The work of the standards teams has been reviewed by MCREL, the Mid-Continent Regional Education Laboratory in Colorado, and compared with a data-base of standards from all states. A MCREL team has noted where the work of the Illinois teams is aligned with national documents and where it is not. MCREL also examined the documents for structural coherence, to make sure the standards developed in seven curriculum areas work together.
In addition, the coordinating committee examined the work of 48 other states that have standards, some new, some in effect for a long time. Some are extremely specific and prescriptive, such as California and Texas. California, for example, includes specific reading passages, book lists, dates, people and events that must be taught. At the other extreme is Oregon, with eleven very general and broad outcomes.
Decade of experience
"We have tried to find a place on that scale, where we have enough discretion at the local level to make decisions as to how students approach content and what kinds of methodologies fit your students and community demands," said Haeffele.
And, the teams have a decade of experience in school reform initiatives to build upon. "People are saying, this is great, we should have had this in 1985," said Michael Palmisano. "Well, we're in a different place than we were in 1985. We have a foundation to build upon. We have the work done in the 1985 goals, have listing of knowledge and skills, we have a decade of learning and experience, things that work and things that do not work," he said.

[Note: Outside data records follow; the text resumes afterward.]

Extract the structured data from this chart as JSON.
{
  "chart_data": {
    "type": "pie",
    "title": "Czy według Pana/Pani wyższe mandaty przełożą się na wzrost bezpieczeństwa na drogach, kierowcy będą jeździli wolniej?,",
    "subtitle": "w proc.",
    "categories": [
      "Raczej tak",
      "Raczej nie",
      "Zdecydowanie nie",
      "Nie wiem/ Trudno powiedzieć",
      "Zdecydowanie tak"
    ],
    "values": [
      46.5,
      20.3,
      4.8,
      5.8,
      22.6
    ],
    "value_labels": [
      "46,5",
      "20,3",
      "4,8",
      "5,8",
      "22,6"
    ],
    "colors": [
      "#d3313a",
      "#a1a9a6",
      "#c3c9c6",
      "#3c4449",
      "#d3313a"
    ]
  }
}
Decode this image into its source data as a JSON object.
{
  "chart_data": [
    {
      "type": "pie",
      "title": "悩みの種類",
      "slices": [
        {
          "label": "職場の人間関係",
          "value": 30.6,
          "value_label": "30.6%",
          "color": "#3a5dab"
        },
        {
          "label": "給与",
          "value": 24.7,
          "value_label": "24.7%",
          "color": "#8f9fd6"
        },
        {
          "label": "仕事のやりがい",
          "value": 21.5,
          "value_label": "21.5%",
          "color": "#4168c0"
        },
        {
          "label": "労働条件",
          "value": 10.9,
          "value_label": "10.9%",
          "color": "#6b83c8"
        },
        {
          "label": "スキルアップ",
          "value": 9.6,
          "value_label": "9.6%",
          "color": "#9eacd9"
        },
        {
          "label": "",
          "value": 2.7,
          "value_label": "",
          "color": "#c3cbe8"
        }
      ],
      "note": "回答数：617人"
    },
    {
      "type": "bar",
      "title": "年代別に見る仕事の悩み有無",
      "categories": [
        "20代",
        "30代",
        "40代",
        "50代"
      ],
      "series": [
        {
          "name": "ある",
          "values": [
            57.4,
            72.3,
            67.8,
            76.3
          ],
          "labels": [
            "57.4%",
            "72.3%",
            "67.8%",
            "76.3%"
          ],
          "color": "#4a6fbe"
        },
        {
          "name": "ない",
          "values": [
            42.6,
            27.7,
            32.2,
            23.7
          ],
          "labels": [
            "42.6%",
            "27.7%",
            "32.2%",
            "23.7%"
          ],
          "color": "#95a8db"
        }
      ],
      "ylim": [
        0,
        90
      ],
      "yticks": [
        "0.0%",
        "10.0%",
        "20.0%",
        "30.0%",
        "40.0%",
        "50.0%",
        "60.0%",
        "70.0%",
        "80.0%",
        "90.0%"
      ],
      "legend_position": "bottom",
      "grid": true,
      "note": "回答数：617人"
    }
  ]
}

The project was described in a "Superintendent's Bulletin" from the State Board of Education (dated November 17, 1995), that included the five most commonly asked questions about standards. Those are reprinted on page 17. For more information, contact Ray Schaljo, Strategic Planning and Budget Management, 217/782-0541.
Commonly asked questions
Must schools adopt the standards?
While districts will not be required to "adopt" the state's academic standards, they will continue to have local objectives which must "meet or exceed" these standards. The Illinois Goal Assessment Program will continue to assess the state's progress in meeting its standards for learning.
Will learning goals be discarded?
The standards will NOT replace the state's 34 learning goals. They will build upon, enhance and update those goals written 10 years ago.
Will standards replace the school improvement process?
No. The local school improvement process and the progress that teachers and administrators have made will not be abandoned. The standards will affirm the local school improvement process by providing a more clearly focused definition of the essential knowledge and skills the state expects children to acquire in their public education.
How will IGAP change?
The standards will be used to refine IGAP so that it will continue to serve as one assessment of the state's progress in meeting state goals.
Will the standards lead to a state curriculum?
No. The standards will NOT lead to a state curriculum. Their purpose is to clearly define the state's perspective of the minimum level of essential knowledge and skills all students should have as a result of their schooling. The methods used to teach the knowledge and skills must remain the sole responsibility of local schools.
From "Superintendent's Bulletin," published by the State Board of Education.